One thing became very clear to me as I chatted to Kashmere: they’re very driven and ambitious, but nonetheless down-to-earth, grounded and with a very realistic understanding of their industry and how it works, as well as the steps required to achieve their goals. One thing is evident right now though, there’s a big buzz around the band, and they seem to be naturally outgrowing the smaller venues that they play.
“Recently at the gigs we’ve been playing, quite of lot have people have come up to us afterwards and said that we’re bringing a stadium sound to venues that shouldn’t be able to sound like that” Joey explained. “Our support band in Glasgow were absolutely raving about it, that we were bringing such a massive sound to tiny basement venues” he went on to say. “Even tonight, the place was shaking” added Charlie. And he wasn’t wrong. I was dancing down the front and sure enough, a girl turned to me and said exactly what others are saying to Kashmere: that the band should be playing in bigger venues.
Whilst discussing what might be next for them, I was keen to find out what they thought about getting signed to a label, as it seems so much harder now, than say twenty years ago. “It’s all about getting the right deal at the right time” Charlie started to say, “You can get signed for one single, then get dropped, so it’s got to be right” he went on to explain. “It is timing”, Andy continued, “If you release an album through a record label, it’s got to surrounded by a big, ascending hype otherwise it can just flop”.
Certainly, while they would like to get signed at some point, they recognise that it’s not the be all and end all, and they are all very clued up and informed on how things work and are very committed to their music and honing their songs. They’re not after a quick fix, they’re in this for the long haul: “We’ve just gotta pace it all out, we know we’re not gonna be one of these bands that everyone’s gonna jump on within two seconds, we’re a band that’s growing slowly, and if you look at other bands that have done that, they’ve then gone on to be the biggest bands in the world” said Charlie.

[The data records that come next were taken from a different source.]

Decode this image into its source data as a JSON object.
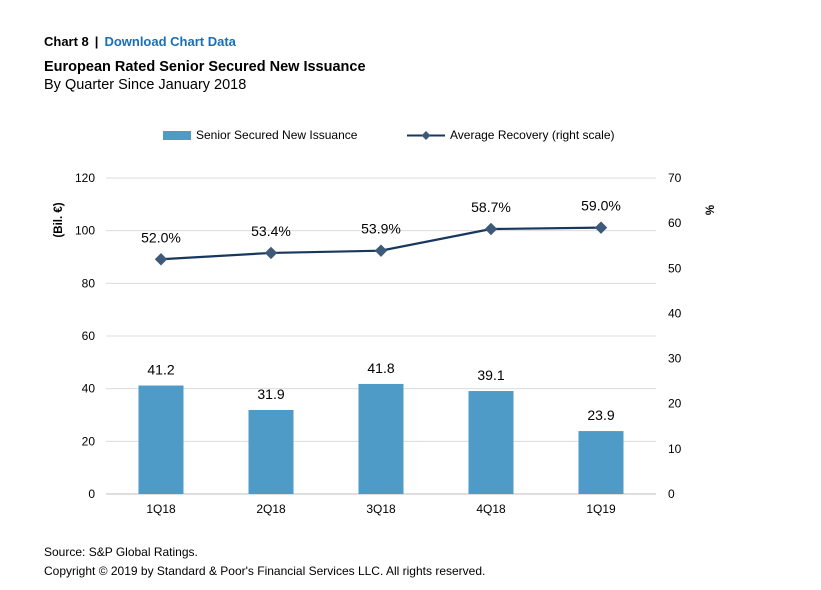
{
  "header": {
    "chart_label": "Chart 8",
    "separator": "|",
    "download_link": "Download Chart Data"
  },
  "chart_data": {
    "type": "bar",
    "title": "European Rated Senior Secured New Issuance",
    "subtitle": "By Quarter Since January 2018",
    "categories": [
      "1Q18",
      "2Q18",
      "3Q18",
      "4Q18",
      "1Q19"
    ],
    "series": [
      {
        "name": "Senior Secured New Issuance",
        "type": "bar",
        "axis": "left",
        "values": [
          41.2,
          31.9,
          41.8,
          39.1,
          23.9
        ],
        "labels": [
          "41.2",
          "31.9",
          "41.8",
          "39.1",
          "23.9"
        ],
        "color": "#4f9bc8"
      },
      {
        "name": "Average Recovery (right scale)",
        "type": "line",
        "axis": "right",
        "values": [
          52.0,
          53.4,
          53.9,
          58.7,
          59.0
        ],
        "labels": [
          "52.0%",
          "53.4%",
          "53.9%",
          "58.7%",
          "59.0%"
        ],
        "color": "#17375e"
      }
    ],
    "ylabel": "(Bil. €)",
    "ylim": [
      0,
      120
    ],
    "yticks": [
      "0",
      "20",
      "40",
      "60",
      "80",
      "100",
      "120"
    ],
    "y2label": "%",
    "y2lim": [
      0,
      70
    ],
    "y2ticks": [
      "0",
      "10",
      "20",
      "30",
      "40",
      "50",
      "60",
      "70"
    ],
    "grid": true,
    "legend_position": "top"
  },
  "footer": {
    "source": "Source: S&P Global Ratings.",
    "copyright": "Copyright © 2019 by Standard & Poor's Financial Services LLC. All rights reserved."
  }
}
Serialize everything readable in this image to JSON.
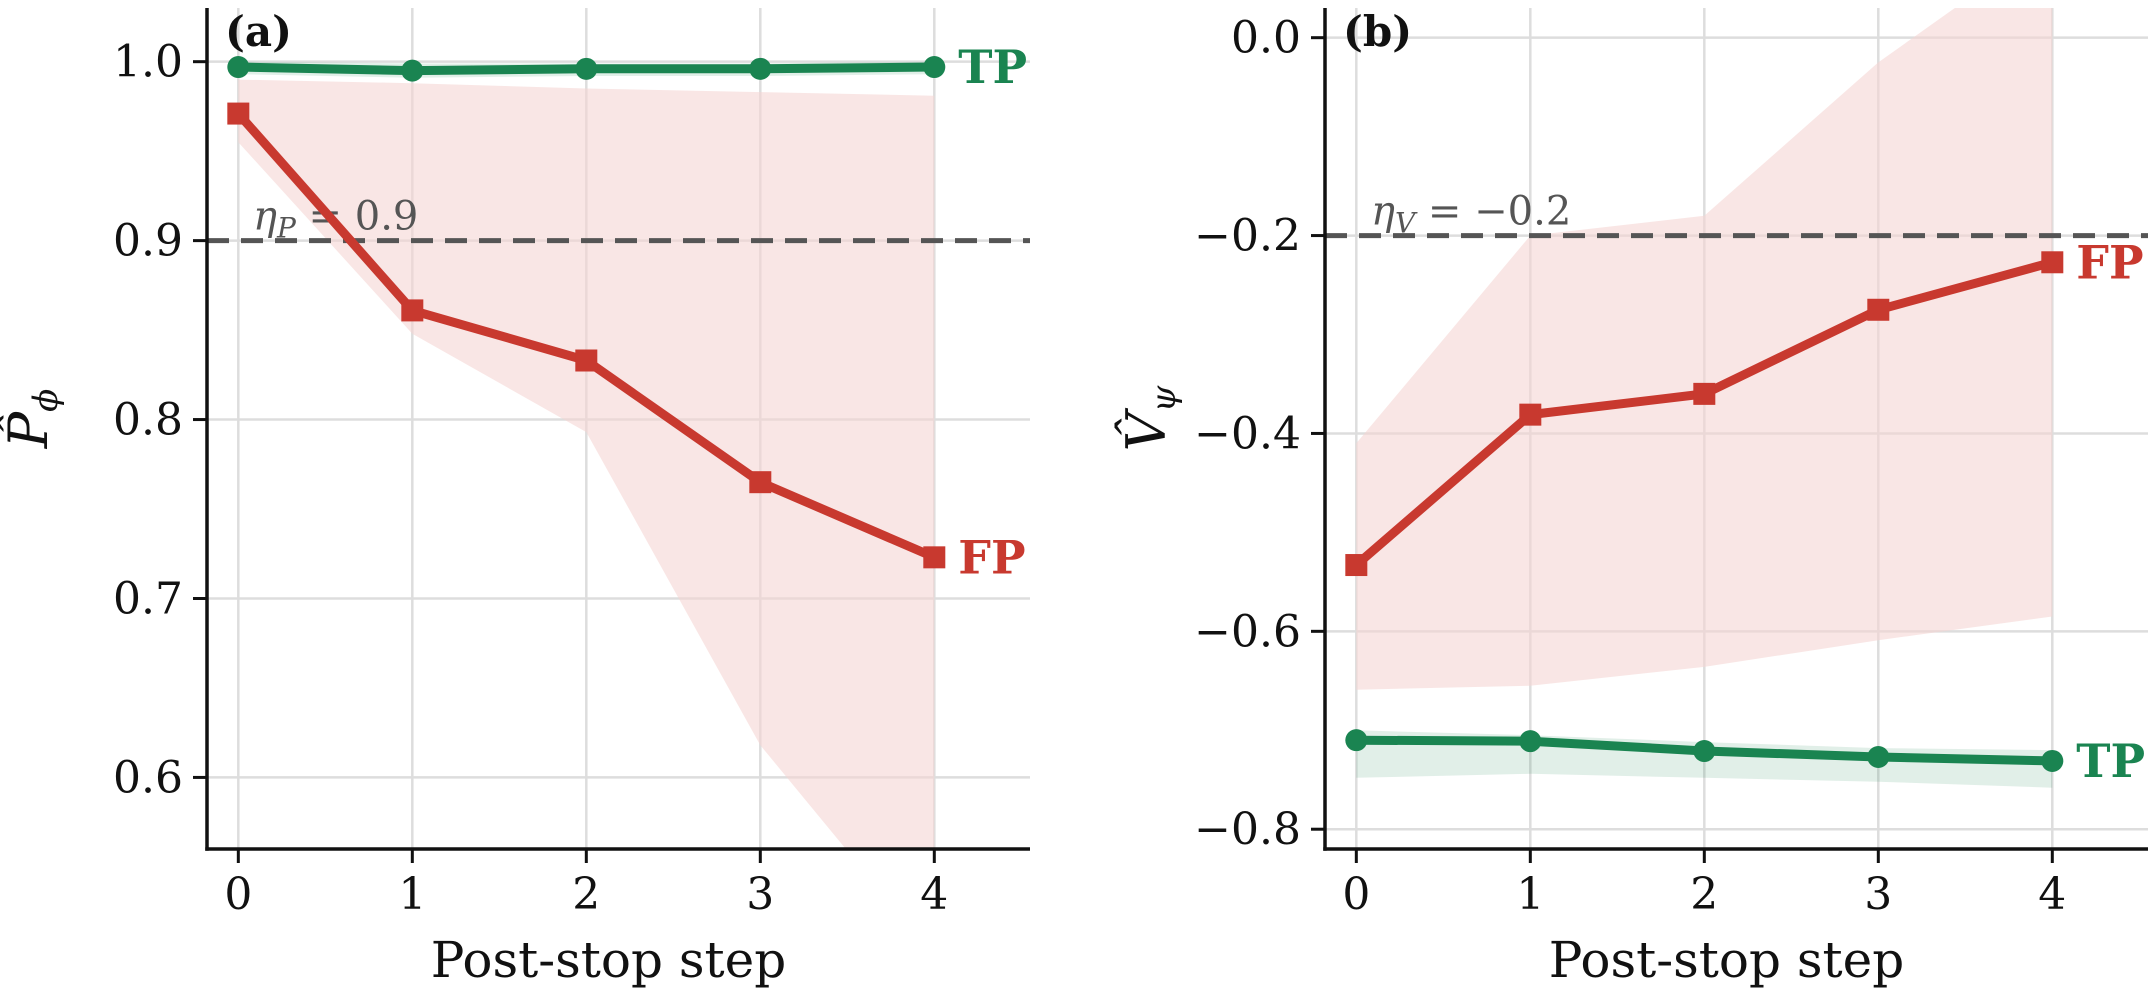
{
  "chart_data": [
    {
      "type": "line",
      "panel_label": "(a)",
      "xlabel": "Post-stop step",
      "ylabel": {
        "main": "P̂",
        "sub": "ϕ"
      },
      "x": [
        0,
        1,
        2,
        3,
        4
      ],
      "xticks": [
        "0",
        "1",
        "2",
        "3",
        "4"
      ],
      "xlim": [
        -0.18,
        4.55
      ],
      "ylim": [
        0.56,
        1.03
      ],
      "yticks": [
        0.6,
        0.7,
        0.8,
        0.9,
        1.0
      ],
      "ytick_labels": [
        "0.6",
        "0.7",
        "0.8",
        "0.9",
        "1.0"
      ],
      "grid": true,
      "threshold": {
        "value": 0.9,
        "label_sym": "η",
        "label_sub": "P",
        "label_rest": " = 0.9"
      },
      "series": [
        {
          "name": "TP",
          "color": "#1a8451",
          "band_color": "#1a8451",
          "marker": "circle",
          "values": [
            0.997,
            0.995,
            0.996,
            0.996,
            0.997
          ],
          "band_low": [
            0.993,
            0.991,
            0.992,
            0.992,
            0.993
          ],
          "band_high": [
            1.0,
            0.999,
            0.999,
            0.999,
            1.0
          ]
        },
        {
          "name": "FP",
          "color": "#c8392f",
          "band_color": "#f5d5d3",
          "marker": "square",
          "values": [
            0.971,
            0.861,
            0.833,
            0.765,
            0.723
          ],
          "band_low": [
            0.955,
            0.848,
            0.793,
            0.618,
            0.5
          ],
          "band_high": [
            0.99,
            0.988,
            0.985,
            0.983,
            0.981
          ]
        }
      ]
    },
    {
      "type": "line",
      "panel_label": "(b)",
      "xlabel": "Post-stop step",
      "ylabel": {
        "main": "V̂",
        "sub": "ψ"
      },
      "x": [
        0,
        1,
        2,
        3,
        4
      ],
      "xticks": [
        "0",
        "1",
        "2",
        "3",
        "4"
      ],
      "xlim": [
        -0.18,
        4.55
      ],
      "ylim": [
        -0.82,
        0.03
      ],
      "yticks": [
        -0.8,
        -0.6,
        -0.4,
        -0.2,
        0.0
      ],
      "ytick_labels": [
        "−0.8",
        "−0.6",
        "−0.4",
        "−0.2",
        "0.0"
      ],
      "grid": true,
      "threshold": {
        "value": -0.2,
        "label_sym": "η",
        "label_sub": "V",
        "label_rest": " = −0.2"
      },
      "series": [
        {
          "name": "FP",
          "color": "#c8392f",
          "band_color": "#f5d5d3",
          "marker": "square",
          "values": [
            -0.533,
            -0.381,
            -0.36,
            -0.275,
            -0.227
          ],
          "band_low": [
            -0.659,
            -0.655,
            -0.636,
            -0.609,
            -0.585
          ],
          "band_high": [
            -0.41,
            -0.2,
            -0.18,
            -0.025,
            0.1
          ]
        },
        {
          "name": "TP",
          "color": "#1a8451",
          "band_color": "#1a8451",
          "marker": "circle",
          "values": [
            -0.71,
            -0.711,
            -0.721,
            -0.727,
            -0.731
          ],
          "band_low": [
            -0.748,
            -0.744,
            -0.748,
            -0.752,
            -0.758
          ],
          "band_high": [
            -0.7,
            -0.705,
            -0.712,
            -0.718,
            -0.72
          ]
        }
      ]
    }
  ]
}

I came away from our chat with an unshakeable feeling of excitement. It certainly seems that the band have slowly but surely been gathering pace and momentum since the off, tweaking their songs, playing to bigger crowds and gaining a steady following in the process. As I interviewed them, everything they were telling me sounded tremendously promising. I most definitely believe this is band well and truly on the up. Watch this space: Kashmere are coming to a stadium near you, soon.
They play Manchester Night People (28).